How Gender Roles Impact Performance

By Amy Gross, Peak Performance & Mental Coach

Engaging in powerful conversations about gender and athletic performance can be difficult. Gender is an emotionally-charged issue and many people don’t bring it up out of fear of being judged, criticized or misunderstood. As a result, assumptions are made or the topic is avoided all together. This sidestepping approach perpetuates gender norms and stereotypes and prevents people from reaching their potential.

In my work with athletes, both males and females comment that gender expectations can negatively impact their performance. Two scenarios that explore gender roles in sport are outlined below:

Player A:

A female athlete, who is a fierce, tenacious competitor, is described by others as emotive, unfriendly and unsportsmanlike. She is having a difficult time hearing this feedback and verbalizes that she would rather be well liked than reach her athletic goals.

Player B:

A modest male athlete, who plays best in a calm state, is described by others as passive and not aggressive enough. He reports that he often feels pressure by others to toughen up in order to reach his potential. He hesitates to bring this up to other people.

These stories highlight the subtle messages that we receive from a young age about the things men and women are supposed to do. We are socialized to think that certain traits are feminine and masculine, which can make breaking traditional gender roles a challenge. Player A risks being judged unfavorably because she is assertive and competitive (characteristics associated with masculinity) instead of gentle and sensitive (characteristics associated with femininity). Player B may not speak up because he isn’t supposed to talk about his feelings (being emotional is perceived as female), and he doesn’t want to be labeled as weak or lacking confidence.

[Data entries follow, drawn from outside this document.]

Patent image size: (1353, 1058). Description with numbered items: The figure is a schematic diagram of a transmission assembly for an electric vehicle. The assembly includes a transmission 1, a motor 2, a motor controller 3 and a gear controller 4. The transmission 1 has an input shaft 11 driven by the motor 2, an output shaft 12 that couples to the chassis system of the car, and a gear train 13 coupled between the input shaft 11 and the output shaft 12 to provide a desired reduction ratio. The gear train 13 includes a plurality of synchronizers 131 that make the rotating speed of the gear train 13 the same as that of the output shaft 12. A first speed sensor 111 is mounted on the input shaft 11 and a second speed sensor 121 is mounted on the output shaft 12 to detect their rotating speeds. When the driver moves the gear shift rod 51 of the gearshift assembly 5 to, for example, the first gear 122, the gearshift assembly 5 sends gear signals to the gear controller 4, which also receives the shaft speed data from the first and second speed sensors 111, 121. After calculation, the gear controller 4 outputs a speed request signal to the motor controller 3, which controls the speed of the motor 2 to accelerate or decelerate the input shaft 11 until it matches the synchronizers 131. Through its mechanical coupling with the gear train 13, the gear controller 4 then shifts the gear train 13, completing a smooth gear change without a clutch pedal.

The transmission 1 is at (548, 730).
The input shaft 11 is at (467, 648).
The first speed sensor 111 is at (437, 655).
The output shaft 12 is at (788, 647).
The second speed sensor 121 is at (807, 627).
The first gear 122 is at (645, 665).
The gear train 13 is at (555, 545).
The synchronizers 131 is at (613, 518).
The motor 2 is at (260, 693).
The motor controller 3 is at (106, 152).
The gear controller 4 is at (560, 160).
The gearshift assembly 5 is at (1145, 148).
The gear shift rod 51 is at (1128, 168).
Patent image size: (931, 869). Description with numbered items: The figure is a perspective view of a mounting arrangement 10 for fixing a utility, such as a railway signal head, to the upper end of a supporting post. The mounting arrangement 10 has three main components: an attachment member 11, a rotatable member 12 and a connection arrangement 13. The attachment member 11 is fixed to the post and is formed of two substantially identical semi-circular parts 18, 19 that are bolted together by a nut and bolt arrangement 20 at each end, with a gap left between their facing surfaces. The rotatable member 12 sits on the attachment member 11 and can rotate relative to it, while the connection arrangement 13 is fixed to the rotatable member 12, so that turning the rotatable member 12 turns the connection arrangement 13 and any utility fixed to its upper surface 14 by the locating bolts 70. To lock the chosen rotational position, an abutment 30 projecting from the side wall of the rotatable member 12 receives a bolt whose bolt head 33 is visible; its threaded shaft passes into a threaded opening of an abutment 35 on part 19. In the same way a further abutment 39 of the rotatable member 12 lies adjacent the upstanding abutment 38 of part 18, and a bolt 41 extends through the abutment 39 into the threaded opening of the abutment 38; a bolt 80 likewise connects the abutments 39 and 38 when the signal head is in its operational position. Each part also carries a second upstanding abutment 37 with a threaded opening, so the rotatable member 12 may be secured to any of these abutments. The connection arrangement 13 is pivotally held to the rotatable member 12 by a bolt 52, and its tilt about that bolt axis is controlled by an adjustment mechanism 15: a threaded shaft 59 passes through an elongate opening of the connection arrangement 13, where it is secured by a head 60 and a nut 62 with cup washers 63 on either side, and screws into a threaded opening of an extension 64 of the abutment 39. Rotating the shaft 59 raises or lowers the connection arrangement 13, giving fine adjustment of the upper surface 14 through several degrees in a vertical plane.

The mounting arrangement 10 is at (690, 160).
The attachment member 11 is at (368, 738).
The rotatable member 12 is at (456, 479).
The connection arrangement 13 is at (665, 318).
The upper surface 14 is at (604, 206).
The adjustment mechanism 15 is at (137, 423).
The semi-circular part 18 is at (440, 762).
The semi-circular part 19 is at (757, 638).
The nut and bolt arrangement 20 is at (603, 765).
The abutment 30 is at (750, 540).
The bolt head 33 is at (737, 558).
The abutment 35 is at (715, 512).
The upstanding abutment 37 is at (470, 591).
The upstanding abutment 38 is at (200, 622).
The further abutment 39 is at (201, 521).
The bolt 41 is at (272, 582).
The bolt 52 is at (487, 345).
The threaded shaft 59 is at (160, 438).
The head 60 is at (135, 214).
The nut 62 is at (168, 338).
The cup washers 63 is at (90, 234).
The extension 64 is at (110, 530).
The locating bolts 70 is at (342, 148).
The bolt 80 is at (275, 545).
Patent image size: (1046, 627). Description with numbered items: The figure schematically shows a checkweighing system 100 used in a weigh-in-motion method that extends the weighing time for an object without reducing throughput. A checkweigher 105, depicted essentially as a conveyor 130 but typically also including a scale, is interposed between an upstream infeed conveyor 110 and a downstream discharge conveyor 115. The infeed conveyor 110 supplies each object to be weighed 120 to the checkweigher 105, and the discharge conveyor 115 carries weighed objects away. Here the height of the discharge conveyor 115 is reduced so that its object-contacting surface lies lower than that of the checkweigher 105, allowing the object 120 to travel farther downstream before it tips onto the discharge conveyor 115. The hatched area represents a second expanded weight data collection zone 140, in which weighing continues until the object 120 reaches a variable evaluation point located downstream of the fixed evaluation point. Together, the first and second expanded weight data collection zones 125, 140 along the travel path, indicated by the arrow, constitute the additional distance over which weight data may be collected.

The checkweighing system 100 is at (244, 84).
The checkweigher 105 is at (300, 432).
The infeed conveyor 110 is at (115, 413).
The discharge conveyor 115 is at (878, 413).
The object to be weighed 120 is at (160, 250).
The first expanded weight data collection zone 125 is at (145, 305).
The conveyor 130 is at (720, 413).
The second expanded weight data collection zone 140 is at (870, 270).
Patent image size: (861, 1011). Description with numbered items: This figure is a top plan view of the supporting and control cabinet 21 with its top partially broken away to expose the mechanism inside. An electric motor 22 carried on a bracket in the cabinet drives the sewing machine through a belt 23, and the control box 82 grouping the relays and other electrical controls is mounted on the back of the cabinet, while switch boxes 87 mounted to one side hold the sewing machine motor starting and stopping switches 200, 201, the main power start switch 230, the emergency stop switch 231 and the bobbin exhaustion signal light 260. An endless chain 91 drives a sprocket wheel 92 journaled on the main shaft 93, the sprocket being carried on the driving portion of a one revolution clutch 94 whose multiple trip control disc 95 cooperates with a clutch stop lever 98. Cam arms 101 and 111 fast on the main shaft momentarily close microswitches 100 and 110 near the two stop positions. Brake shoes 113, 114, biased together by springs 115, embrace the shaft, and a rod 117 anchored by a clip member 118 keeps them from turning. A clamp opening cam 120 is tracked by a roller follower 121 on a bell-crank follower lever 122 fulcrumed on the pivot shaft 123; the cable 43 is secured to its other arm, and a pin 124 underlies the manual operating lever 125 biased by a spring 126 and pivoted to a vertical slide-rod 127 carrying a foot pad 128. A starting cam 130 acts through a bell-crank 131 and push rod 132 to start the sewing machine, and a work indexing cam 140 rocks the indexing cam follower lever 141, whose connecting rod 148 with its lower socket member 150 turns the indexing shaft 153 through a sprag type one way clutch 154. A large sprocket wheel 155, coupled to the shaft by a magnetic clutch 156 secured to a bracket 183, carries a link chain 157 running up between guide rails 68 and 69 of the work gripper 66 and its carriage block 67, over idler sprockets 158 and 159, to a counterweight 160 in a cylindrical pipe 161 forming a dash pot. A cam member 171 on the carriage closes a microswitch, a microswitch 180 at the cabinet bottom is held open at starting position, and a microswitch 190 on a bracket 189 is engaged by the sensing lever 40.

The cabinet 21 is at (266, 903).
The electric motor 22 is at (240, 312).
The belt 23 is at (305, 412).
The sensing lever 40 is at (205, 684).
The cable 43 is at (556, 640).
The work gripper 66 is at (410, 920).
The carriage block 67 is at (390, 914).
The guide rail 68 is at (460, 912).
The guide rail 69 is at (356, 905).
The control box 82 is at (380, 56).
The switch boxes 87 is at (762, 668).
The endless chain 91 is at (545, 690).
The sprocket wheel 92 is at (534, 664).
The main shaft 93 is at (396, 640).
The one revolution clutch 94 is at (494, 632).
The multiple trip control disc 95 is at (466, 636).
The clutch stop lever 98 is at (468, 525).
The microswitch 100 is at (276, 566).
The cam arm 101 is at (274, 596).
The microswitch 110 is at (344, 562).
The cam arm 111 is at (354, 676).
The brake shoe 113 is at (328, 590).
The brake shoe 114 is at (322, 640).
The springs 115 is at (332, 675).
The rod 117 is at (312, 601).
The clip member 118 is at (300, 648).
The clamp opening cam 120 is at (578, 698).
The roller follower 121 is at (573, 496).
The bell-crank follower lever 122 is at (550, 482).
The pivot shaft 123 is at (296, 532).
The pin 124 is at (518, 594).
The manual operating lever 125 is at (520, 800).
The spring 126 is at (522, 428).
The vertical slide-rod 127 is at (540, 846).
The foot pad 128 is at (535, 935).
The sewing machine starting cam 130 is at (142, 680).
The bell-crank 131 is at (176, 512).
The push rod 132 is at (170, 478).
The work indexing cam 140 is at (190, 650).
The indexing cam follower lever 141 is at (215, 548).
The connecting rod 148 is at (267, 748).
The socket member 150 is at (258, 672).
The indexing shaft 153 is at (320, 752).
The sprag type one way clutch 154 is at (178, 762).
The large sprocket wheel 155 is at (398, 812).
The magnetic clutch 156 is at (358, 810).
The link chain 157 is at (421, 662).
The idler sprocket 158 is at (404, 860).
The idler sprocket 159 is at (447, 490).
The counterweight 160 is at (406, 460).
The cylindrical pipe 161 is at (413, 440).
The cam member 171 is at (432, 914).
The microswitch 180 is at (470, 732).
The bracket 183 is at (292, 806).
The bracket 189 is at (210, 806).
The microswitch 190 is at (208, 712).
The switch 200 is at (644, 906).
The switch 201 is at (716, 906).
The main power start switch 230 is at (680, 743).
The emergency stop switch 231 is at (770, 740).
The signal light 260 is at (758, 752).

While we all form biases throughout our lifetime, there are ways to address them and rethink our perceptions. Follow these tips to help manage the effects gender stereotypes can have on performance.

  • Check yourself. We frequently search for evidence to confirm pre-existing beliefs. We pay attention to information that fits our beliefs and scrutinize data that is contrary to our opinions. Our desire to be right takes over our desire to learn. Checking/redirecting our thinking builds curiosity, creates space to put ourselves in someone else’s shoes and opens up our minds to alternative viewpoints.
  • Challenge your assumptions. Some people may assume that females who are competitive aren’t friendly or a good sport or that men need to act tough to be confident. These assumptions lead us to draw inaccurate conclusions. A useful way to confront assumptions is by asking questions in an objective manner. For example, “what are the characteristics of a good sport?” or “what makes someone confident?” Responses such as “fairness and respect” or “belief in an athlete’s ability” start to carry more weight than bringing gender into the equation.
  • Be mindful of your word choice. Words are powerful. Recognize the implications of saying, “you’re quick for a girl” (if a female is fast) or “you’re acting like a girl” (if a male expresses himself). These labels send messages that have the potential to hurt both genders performance.
  • Get to know your athletes. When we don’t rely on our biases, assumptions or expectations, we free up time to understand athlete’s needs and what makes them tick. Coaches, parents, teammates, etc. can ask, “what can I do to help?” or “how can I support you” or “what’s your preferred coaching style?” instead of assuming they have a solution to a problem.